The 12% GST rate, despite co-existing with lower rates for unimodal transportation, was to be mandatorily adopted for multimodal transportation services on account of being a specific provision overriding the other general entries. It led to the creation of a scenario wherein the same activity of transportation of goods by air or by sea was found liable to considerably distinct tax rates depending upon whether it was performed separately or as part of a multimodal transportation contract. The insertion of the new rate, perhaps in pursuit of introducing the convenience of a uniform rate, however, only served to increase the concerns of the industry.

Relief was finally granted by Notification No. 30/2018-CT (R) dated 31st December, 2018 by way of addition of an explanation against the entry above stating that nothing contained therein would apply to multimodal transport services "other than by way of transport of goods from a place in India to another place in India". The scope of the entry, therefore, has now been considerably restricted to transportation of goods within the territory of India, to the cogent exclusion of import as well as export consignments. It is of particular note that the notification is published under section 11(3) of the Central Goods and Services Tax Act, 2017 which reads as under:

"The Government may, if it considers necessary or expedient so to do for the purpose of clarifying the scope or applicability of any notification issued under sub-section (1) or order issued under sub-section (2), insert an explanation in such notification or order, as the case may be, by notification at any time within one year of issue of the notification under sub-section (1) or order under sub-section (2), and every such explanation shall have effect as if it had always been the part of the first such notification or order, as the case may be."

From the above, it is clear that every explanation inserted in a notification shall have retrospective application- a move that provides relief to the industry which had largely adopted the practice of maintaining existing individual rates and refraining from charging the composite rate of 12%. Curiously however, Notification No. 30/2018-CT (R) dated 31st December 2018, clause 3 itself provides for the effective date of the insertion to be 1st January, 2019. It appears, therefore, that the aforesaid notification has been issued contrary to the very provision under which it has been issued i.e. section 11(3) of the CGST Act. The Act contemplates retrospective application for every such explanation inserted in a notification inasmuch as it is to take effect from the date of the original notification.
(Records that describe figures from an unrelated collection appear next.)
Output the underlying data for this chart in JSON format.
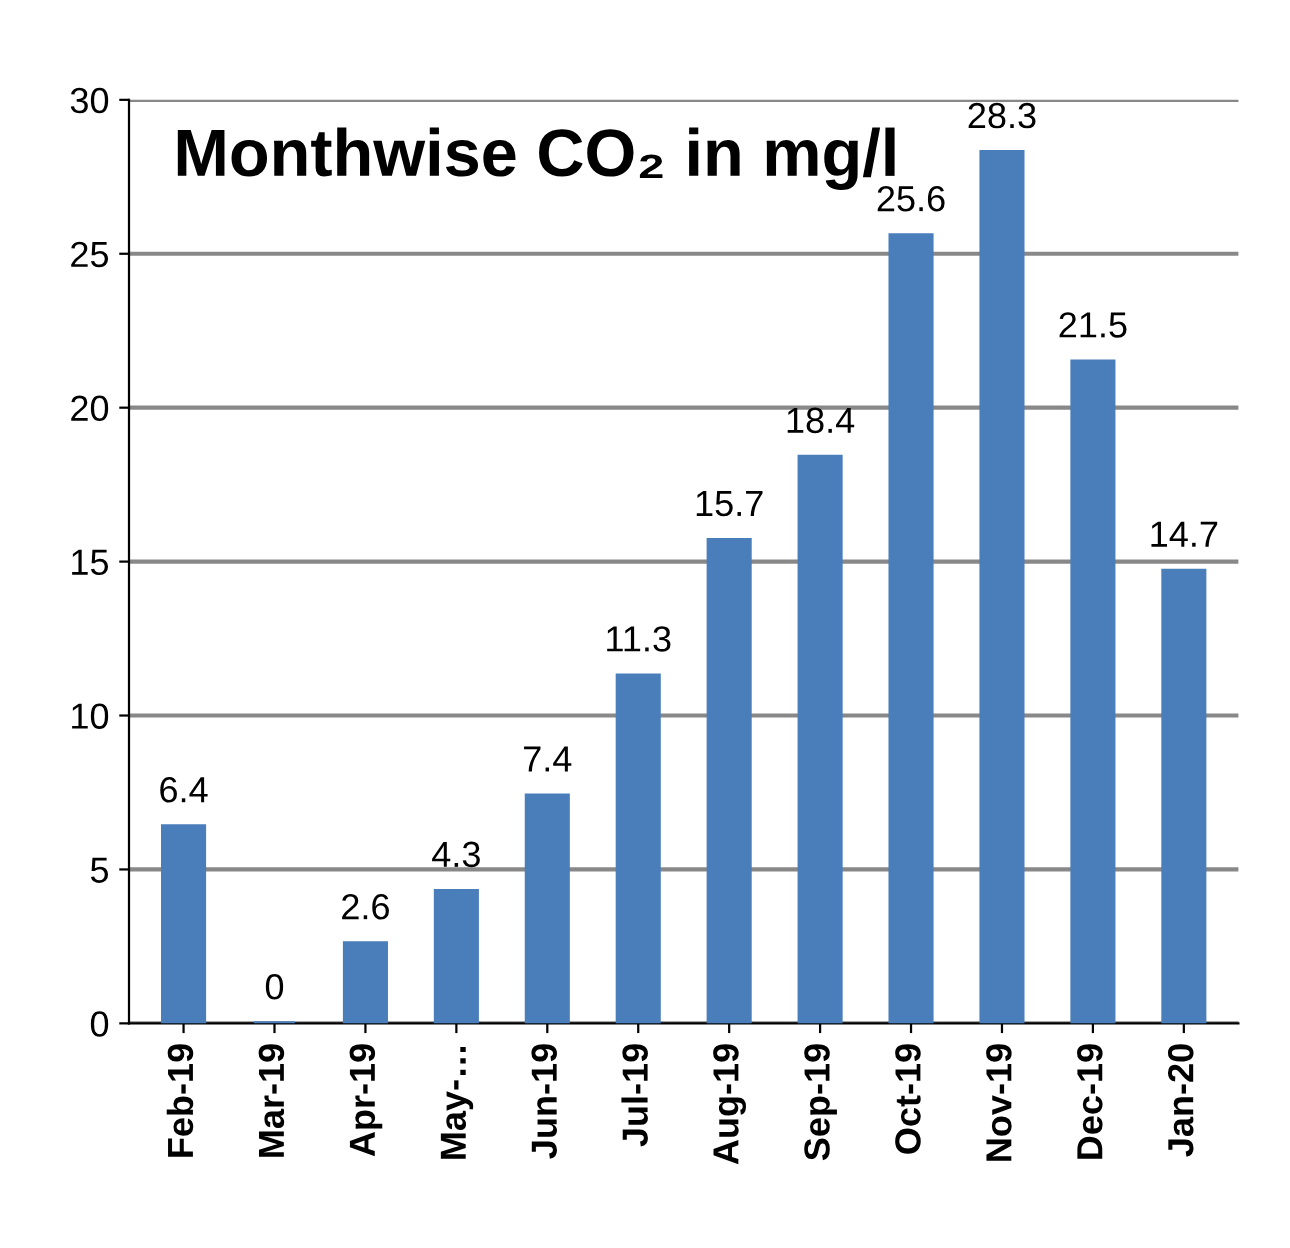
{
  "chart_data": {
    "type": "bar",
    "title": "Monthwise CO₂ in mg/l",
    "categories": [
      "Feb-19",
      "Mar-19",
      "Apr-19",
      "May-…",
      "Jun-19",
      "Jul-19",
      "Aug-19",
      "Sep-19",
      "Oct-19",
      "Nov-19",
      "Dec-19",
      "Jan-20"
    ],
    "values": [
      6.4,
      0,
      2.6,
      4.3,
      7.4,
      11.3,
      15.7,
      18.4,
      25.6,
      28.3,
      21.5,
      14.7
    ],
    "color": "#4a7ebb",
    "ylim": [
      0,
      30
    ],
    "yticks": [
      0,
      5,
      10,
      15,
      20,
      25,
      30
    ],
    "grid": "y",
    "data_labels": true
  }
}
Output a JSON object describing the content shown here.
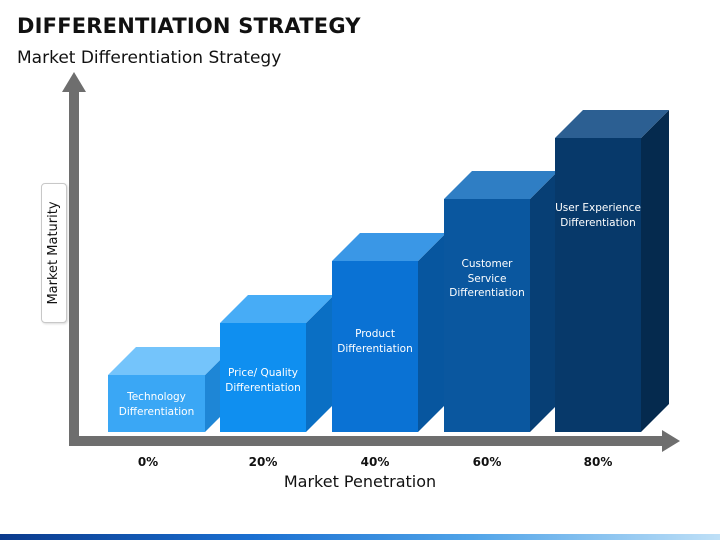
{
  "title": "DIFFERENTIATION STRATEGY",
  "subtitle": "Market Differentiation Strategy",
  "y_axis_label": "Market Maturity",
  "x_axis_label": "Market Penetration",
  "x_ticks": [
    "0%",
    "20%",
    "40%",
    "60%",
    "80%"
  ],
  "colors": {
    "axis": "#6e6e6e",
    "footer_start": "#0b3a8c",
    "footer_end": "#bfe0f7"
  },
  "steps": [
    {
      "label": "Technology\nDifferentiation",
      "colors": {
        "front": "#3aa7f5",
        "top": "#74c4fb",
        "side": "#1e86d6"
      }
    },
    {
      "label": "Price/ Quality\nDifferentiation",
      "colors": {
        "front": "#0f8ff0",
        "top": "#47acf6",
        "side": "#0a6fc4"
      }
    },
    {
      "label": "Product\nDifferentiation",
      "colors": {
        "front": "#0a72d4",
        "top": "#3a97e6",
        "side": "#07569f"
      }
    },
    {
      "label": "Customer\nService\nDifferentiation",
      "colors": {
        "front": "#0a579f",
        "top": "#2f7ec4",
        "side": "#073f75"
      }
    },
    {
      "label": "User Experience\nDifferentiation",
      "colors": {
        "front": "#07396a",
        "top": "#2c5f92",
        "side": "#052a4e"
      }
    }
  ]
}
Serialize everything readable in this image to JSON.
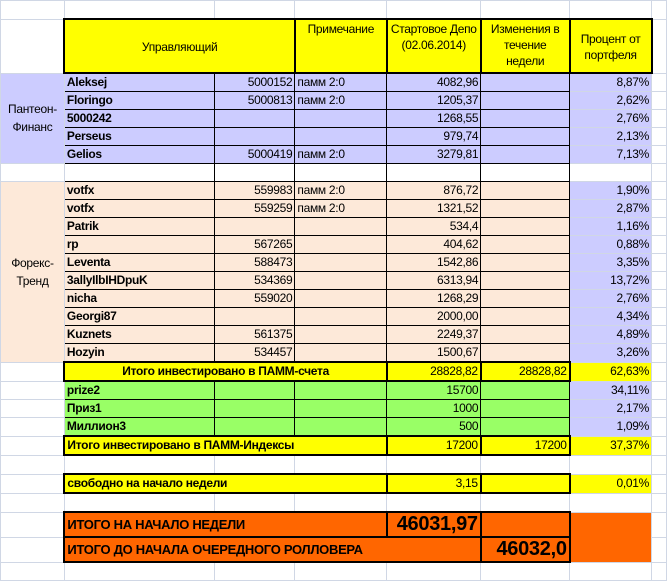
{
  "header": {
    "manager": "Управляющий",
    "note": "Примечание",
    "start_depo": "Стартовое Депо (02.06.2014)",
    "changes": "Изменения в течение недели",
    "percent": "Процент от портфеля"
  },
  "groups": [
    {
      "label": "Пантеон-Финанс",
      "rows": [
        {
          "name": "Aleksej",
          "id": "5000152",
          "note": "памм 2:0",
          "start": "4082,96",
          "change": "",
          "pct": "8,87%"
        },
        {
          "name": "Floringo",
          "id": "5000813",
          "note": "памм 2:0",
          "start": "1205,37",
          "change": "",
          "pct": "2,62%"
        },
        {
          "name": "5000242",
          "id": "",
          "note": "",
          "start": "1268,55",
          "change": "",
          "pct": "2,76%"
        },
        {
          "name": "Perseus",
          "id": "",
          "note": "",
          "start": "979,74",
          "change": "",
          "pct": "2,13%"
        },
        {
          "name": "Gelios",
          "id": "5000419",
          "note": "памм 2:0",
          "start": "3279,81",
          "change": "",
          "pct": "7,13%"
        }
      ]
    },
    {
      "label": "Форекс-Тренд",
      "rows": [
        {
          "name": "votfx",
          "id": "559983",
          "note": "памм 2:0",
          "start": "876,72",
          "change": "",
          "pct": "1,90%"
        },
        {
          "name": "votfx",
          "id": "559259",
          "note": "памм 2:0",
          "start": "1321,52",
          "change": "",
          "pct": "2,87%"
        },
        {
          "name": "Patrik",
          "id": "",
          "note": "",
          "start": "534,4",
          "change": "",
          "pct": "1,16%"
        },
        {
          "name": "rp",
          "id": "567265",
          "note": "",
          "start": "404,62",
          "change": "",
          "pct": "0,88%"
        },
        {
          "name": "Leventa",
          "id": "588473",
          "note": "",
          "start": "1542,86",
          "change": "",
          "pct": "3,35%"
        },
        {
          "name": "3allyIlbIHDpuK",
          "id": "534369",
          "note": "",
          "start": "6313,94",
          "change": "",
          "pct": "13,72%"
        },
        {
          "name": "nicha",
          "id": "559020",
          "note": "",
          "start": "1268,29",
          "change": "",
          "pct": "2,76%"
        },
        {
          "name": "Georgi87",
          "id": "",
          "note": "",
          "start": "2000,00",
          "change": "",
          "pct": "4,34%"
        },
        {
          "name": "Kuznets",
          "id": "561375",
          "note": "",
          "start": "2249,37",
          "change": "",
          "pct": "4,89%"
        },
        {
          "name": "Hozyin",
          "id": "534457",
          "note": "",
          "start": "1500,67",
          "change": "",
          "pct": "3,26%"
        }
      ]
    }
  ],
  "pamm_total": {
    "label": "Итого инвестировано в ПАММ-счета",
    "start": "28828,82",
    "change": "28828,82",
    "pct": "62,63%"
  },
  "indexes": [
    {
      "name": "prize2",
      "start": "15700",
      "pct": "34,11%"
    },
    {
      "name": "Приз1",
      "start": "1000",
      "pct": "2,17%"
    },
    {
      "name": "Миллион3",
      "start": "500",
      "pct": "1,09%"
    }
  ],
  "index_total": {
    "label": "Итого инвестировано в ПАММ-Индексы",
    "start": "17200",
    "change": "17200",
    "pct": "37,37%"
  },
  "free": {
    "label": "свободно на начало недели",
    "start": "3,15",
    "pct": "0,01%"
  },
  "week_total": {
    "label": "ИТОГО НА НАЧАЛО НЕДЕЛИ",
    "value": "46031,97"
  },
  "rollover_total": {
    "label": "ИТОГО ДО НАЧАЛА ОЧЕРЕДНОГО РОЛЛОВЕРА",
    "value": "46032,0"
  },
  "colors": {
    "yellow": "#ffff00",
    "lavender": "#ccccff",
    "peach": "#fde9d9",
    "green": "#99ff66",
    "orange": "#ff6600"
  }
}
Notification No. 30/2018-CT (R) may, therefore, be rendered ultra vires the Act, to the extent that it prescribes the date of its applicability to be from 1st January, 2019. And same would be fate of the analogous notifications31/2018-IT(R) and 30/2018-UTT(R).

Perhaps, it was a copy paste devil as all the rate notifications issued on 31st December 2018, namely 24/2018-CTR to 30/2018-CTR and those under IGST Act, 2017 and UTGST Act, 2017 carry the following identical line as its last clause viz. "This notification shall come into force on the 1st January, 2019."

Be that as it may, the transporters who have already charged the higher rate of 12% on multimodal transportation contracts may consider the possibility of issuing a credit note to reduce the differential GST charged.